El 7 de octubre, cuando los medios de comunicación emitieron el terrible ataque terrorista de Hamás contra población israelí, se hicieron realidad los horrores que siempre he relacionado con esas películas gore que difícilmente podía relacionar con la maldad real, porque nos superaba. Vuelvo a repetirme que soy una ilusa. Pero este horror no se ha parado. Sigue. Se perpetúan los muertos aquí y allá, y en una apoteosis de destrucción del que es ya un estado, Israel, que se llama a sí mismo democrático, y que alberga entre su población a la inmensa mayoría de ellos, planifica un gigantesco ataque contra una población de dos millones y medio de habitantes, que conviven con estrecheces en 300 km y que, como en un campo de exterminio, están rodeados por inmensas murallas que les impiden su huída. Un genocidio planificado

Pero no, ahora no voy a ver quiénes son los “buenos” y los “malos”, ni quiénes tienen más o menos razón. Para eso ustedes solo tienen que coger un buen manual de Historia Contemporánea y si quieren remontarse a los pogromos que se dieron en Rusia a finales del S. XIX o, para tener las ideas más claras, a la creación unilateral del Estado Sionista de Israel, con Ben Gurión. Cómo y quiénes hacen el reparto y quiénes son los beneficiados. Sigan leyendo hasta la actualidad y quiénes protegen bajo sus poderosas alas a este nuevo Estado. Y si tienen dudas sigan contrastando información y verán la complejidad de un Estado, que lleva en su interior distintas corrientes y que cada vez se ha extremado más.
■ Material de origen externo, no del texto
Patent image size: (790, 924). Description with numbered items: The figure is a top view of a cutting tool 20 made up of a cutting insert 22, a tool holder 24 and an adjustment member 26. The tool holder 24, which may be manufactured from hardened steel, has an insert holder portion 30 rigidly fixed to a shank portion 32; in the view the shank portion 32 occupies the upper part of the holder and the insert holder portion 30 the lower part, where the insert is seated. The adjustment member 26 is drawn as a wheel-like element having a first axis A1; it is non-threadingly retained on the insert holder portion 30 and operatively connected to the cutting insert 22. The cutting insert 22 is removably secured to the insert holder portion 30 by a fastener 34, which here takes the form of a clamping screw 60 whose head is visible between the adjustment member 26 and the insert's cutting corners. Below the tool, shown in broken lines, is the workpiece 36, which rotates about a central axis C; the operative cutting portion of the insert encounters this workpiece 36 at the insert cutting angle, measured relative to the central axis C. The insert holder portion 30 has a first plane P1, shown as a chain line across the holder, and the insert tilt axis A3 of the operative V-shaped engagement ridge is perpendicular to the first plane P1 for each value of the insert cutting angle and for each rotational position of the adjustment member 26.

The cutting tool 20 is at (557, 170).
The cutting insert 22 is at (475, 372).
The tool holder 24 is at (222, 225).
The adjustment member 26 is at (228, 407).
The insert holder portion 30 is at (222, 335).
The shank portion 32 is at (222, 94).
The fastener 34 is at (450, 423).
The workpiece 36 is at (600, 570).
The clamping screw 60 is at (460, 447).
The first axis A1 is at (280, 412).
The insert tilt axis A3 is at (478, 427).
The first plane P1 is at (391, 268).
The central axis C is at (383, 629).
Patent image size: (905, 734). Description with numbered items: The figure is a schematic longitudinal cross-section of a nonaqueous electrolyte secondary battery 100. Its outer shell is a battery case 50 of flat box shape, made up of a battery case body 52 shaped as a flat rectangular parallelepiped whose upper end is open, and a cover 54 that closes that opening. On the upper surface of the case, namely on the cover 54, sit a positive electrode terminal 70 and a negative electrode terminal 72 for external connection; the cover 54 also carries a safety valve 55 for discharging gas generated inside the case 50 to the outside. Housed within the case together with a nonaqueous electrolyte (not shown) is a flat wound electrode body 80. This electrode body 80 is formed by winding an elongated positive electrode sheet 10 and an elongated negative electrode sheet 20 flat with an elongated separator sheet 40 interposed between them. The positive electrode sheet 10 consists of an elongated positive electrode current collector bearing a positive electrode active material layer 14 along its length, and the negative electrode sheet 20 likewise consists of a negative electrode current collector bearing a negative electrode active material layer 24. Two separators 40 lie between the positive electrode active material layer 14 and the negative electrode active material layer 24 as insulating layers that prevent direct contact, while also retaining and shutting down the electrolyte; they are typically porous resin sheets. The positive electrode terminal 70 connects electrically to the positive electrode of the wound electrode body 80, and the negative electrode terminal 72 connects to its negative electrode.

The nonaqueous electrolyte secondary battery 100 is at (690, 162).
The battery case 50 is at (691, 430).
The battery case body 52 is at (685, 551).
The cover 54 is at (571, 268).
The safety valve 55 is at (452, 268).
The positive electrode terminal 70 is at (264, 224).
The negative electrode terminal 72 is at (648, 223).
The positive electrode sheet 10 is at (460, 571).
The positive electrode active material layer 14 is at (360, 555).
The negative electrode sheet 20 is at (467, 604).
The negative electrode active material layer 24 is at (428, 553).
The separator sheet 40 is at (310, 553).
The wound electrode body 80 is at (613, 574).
Lo mismo les remito a hacer con Palestina, aquella tierra de la que sus habitantes nunca marcharon. Y saquen sus conclusiones.

Ahora es el momento de que nos dejen hablar de los muertos; sin ideología, sin apoyos. Dejen que pensemos en las caritas de los niños pegados a los pechos de sus padres; o a los que acarrean macutos y maletas en sus espaldas. Déjenme hablar del miedo de los que fueron raptados, violados, golpeados en el inicio de este conflicto; de las ciudades donde la población hacinada vivía, con sus mercados, y coches vetustos y riadas de gentes que vivían, vivían allí y ahora son solo toneladas de escombros, hierros retorcidos y muertos entre esas piedras que serán su sepultura.

No me hablen de razones, de acuerdos, de declaraciones duras o equidistantes. Esta guerra, como todas, no sirve para nada a esos muertos vivientes que pululan por fronteras o que han sido convertidos en escudos humanos.

Albert Einstein, judío no practicante, dijo poco antes de la creación que de nada serviría un Estado Sionista que fuera incapaz de hablar y poner en paz a israelíes y árabes. De nada servirán peroratas que sólo ayuden a un estado nación.

Los hombres y mujeres de buena voluntad de un mundo sin fronteras solo queremos una cosa: ¡Qué cese la Guerra!